Fischer breaks silence: Guns not the problem
Still no word from Senator Ben Sasse.

After several days of silence Nebraska's senior Senator, Republican Deb Fischer, has finally entered the debate on guns and is showing no signs of putting limits on weapons.
"I think we need to invest more in mental health," Fischer tells NTV. "When I talk to law enforcement, when I talk to families, that's their big concern is mental health, and we have to look at hardening schools. Nebraska has done a good job at that. When I hear about other states I'm shocked by it."
At the same time KETV is reporting that Fischer avoided their gun questions on Thursday.
Earlier in the week NCN reported that both Fischer and fellow Republican Senator Ben Sasse were unwilling to talk to NCN and others; Sasse still is.
Here's our Tuesday report.
(May 31, 2022):
Not even a long-reported and repeated Fox News poll, which finds overwhelming support for more gun control, is enough to bring comments on the clearly touchy topic from Nebraska’s two Republican US Senators.
In the aftermath of the Buffalo and Texas massacres that left 31 shot and killed, 10 at a Buffalo supermarket and 21 in a Texas classroom—two teachers and 19 young children—Senators Deb Fischer and Ben Sasse have had almost nothing to say on possible gun restrictions.
News Channel Nebraska has asked both if they would support two House-passed measures strengthening background checks for gun buyers: A bill expanding criminal background checks to would-be purchasers on the internet and at gun shows and legislation giving the FBI more time to investigate gun buyers flagged by an instant background check system.
Neither Fischer or Sasse has responded to our question.
PBS and the New York Times have also asked and heard nothing. The Times noting in its reporting that both Fischer and Sasse have “A” ratings from the NRA which has shelled out $19,638 in campaign cash to Fischer and $68,623 to Sasse.
The conservative Liberty Nation News reports that Sasse is in the category of Senators, “Who haven’t declared firmly one way or the other,” adding that Fischer says she’s still looking into the issue and welcomes discussion.

The head of the Nebraska Democratic Party, Jane Kleeb, recently retweeted an anti-Fischer post which noted that “Some of the kids (in Texas) were ‘too shot up’ to be identified except through DNA, presumably due to the bullets available to the shooter in his large capacity magazine, like the ones @senatorfischer refused to limit in her shameful 2013 vote.”

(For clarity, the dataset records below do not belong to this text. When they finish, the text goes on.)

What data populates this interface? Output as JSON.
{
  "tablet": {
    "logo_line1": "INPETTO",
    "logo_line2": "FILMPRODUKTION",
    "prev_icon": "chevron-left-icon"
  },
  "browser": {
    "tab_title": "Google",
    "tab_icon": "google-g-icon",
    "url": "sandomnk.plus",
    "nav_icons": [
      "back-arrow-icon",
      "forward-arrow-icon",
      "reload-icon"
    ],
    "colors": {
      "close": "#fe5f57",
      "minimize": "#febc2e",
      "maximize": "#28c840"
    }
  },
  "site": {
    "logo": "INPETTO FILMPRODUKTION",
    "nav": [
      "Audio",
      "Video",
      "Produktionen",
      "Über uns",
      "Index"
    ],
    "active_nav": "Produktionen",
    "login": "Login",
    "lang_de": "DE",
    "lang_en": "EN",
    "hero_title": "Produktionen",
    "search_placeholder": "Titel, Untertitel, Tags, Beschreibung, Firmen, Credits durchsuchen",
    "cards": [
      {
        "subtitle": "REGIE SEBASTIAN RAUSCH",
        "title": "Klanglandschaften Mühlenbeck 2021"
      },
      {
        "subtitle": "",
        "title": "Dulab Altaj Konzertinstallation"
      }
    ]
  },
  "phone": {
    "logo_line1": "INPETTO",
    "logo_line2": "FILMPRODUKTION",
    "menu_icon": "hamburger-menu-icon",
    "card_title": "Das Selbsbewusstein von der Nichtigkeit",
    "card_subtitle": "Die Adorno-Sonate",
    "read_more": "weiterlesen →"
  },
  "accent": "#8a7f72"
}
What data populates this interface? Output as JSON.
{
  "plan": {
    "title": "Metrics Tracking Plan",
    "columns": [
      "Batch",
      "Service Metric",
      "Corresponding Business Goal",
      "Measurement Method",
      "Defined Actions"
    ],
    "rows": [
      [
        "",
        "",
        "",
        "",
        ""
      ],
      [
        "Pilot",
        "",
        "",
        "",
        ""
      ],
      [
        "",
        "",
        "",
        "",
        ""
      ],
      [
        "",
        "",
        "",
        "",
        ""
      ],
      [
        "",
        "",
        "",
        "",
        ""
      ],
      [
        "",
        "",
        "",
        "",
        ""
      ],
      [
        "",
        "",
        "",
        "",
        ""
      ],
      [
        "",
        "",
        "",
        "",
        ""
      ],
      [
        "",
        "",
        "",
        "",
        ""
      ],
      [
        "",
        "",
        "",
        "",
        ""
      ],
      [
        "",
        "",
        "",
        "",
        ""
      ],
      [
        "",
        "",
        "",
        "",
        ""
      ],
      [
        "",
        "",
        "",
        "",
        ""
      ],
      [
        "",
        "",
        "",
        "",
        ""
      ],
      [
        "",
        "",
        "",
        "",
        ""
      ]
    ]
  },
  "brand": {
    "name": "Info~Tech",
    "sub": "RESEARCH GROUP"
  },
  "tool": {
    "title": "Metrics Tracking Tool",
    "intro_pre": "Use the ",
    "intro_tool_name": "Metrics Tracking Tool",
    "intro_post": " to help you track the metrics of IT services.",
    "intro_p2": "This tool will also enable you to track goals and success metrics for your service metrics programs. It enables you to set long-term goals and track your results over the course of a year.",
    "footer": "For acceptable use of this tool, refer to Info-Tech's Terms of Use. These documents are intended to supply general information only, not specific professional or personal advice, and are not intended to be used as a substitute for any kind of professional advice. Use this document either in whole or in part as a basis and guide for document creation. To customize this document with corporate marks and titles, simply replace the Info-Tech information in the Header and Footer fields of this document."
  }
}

That Fox News poll, from August, 2019 found 90 percent favoring background checks on all gun buyers, 7 percent opposed.
Asked if assault rifles—the AR-15 style weapon used in both Buffalo and Texas—should be banned 67 percent said yes, 27 percent no.
Not part of that poll a question recently put to the Senators' fellow Nebraska Republican, Gov. Pete Ricketts, regarding the legal age to buy those assault-style firearms.
In Nebraska you must be 21 to buy a handgun, but 18-years-old to purchase “long-guns” which includes those AR-15 style weapons.
And although authorities tell us that both the Buffalo and Texas shooters, both 18, and both having legally purchased the type of rifle President Biden calls a “weapon of war,” as we reported extensively last week Ricketts sees no need to change Nebraska law.
“I think the focus ought to be on trying to be preventive rather than to restrict legal buying from people,” Ricketts told CNN the day after the Buffalo massacre.
On Sunday, Illinois Congressman Adam Kinzinger, a Republican anti-Trumper and veteran of the wars in Iraq and Afghanistan, told ABC news raising the age limit to 21 for the purchase of rifles is a “no brainer.”
As for those two House-passed gun control measures (The Enhanced Background Checks Act of 2021 and the Bipartisan Background Checks Act of 2021) it’s unclear if or when the Senate will vote on them.
According to The Hill, despite widespread calls for major gun restrictions following mass killing after mass killing, it’s been “more than a decade” since Congress approved any such legislation.
It was nearly a decade ago—March, 2013—when then-Omaha Mayor Jim Suttle, who was running for re-election, stunned many political observers firing off TV ad after TV ad demanding change.
Suttle commercial:
“It’s been 94 days since Newtown. 241 days since Aurora. 1,930 days since the mass shootings at the Westroads Mall. And Washington still hasn't banned assault weapons. As Mayor I’m tired of waiting for Washington. I’m the only candidate who would ban assault weapons in Omaha and limit high-capacity magazines. It’s 15 days to election day, send a message that this can never happen again.”
Suttle, who narrowly—51-49—survived a 2011 recall which had nothing to do with guns lost in 2013 overwhelmingly, 57-43.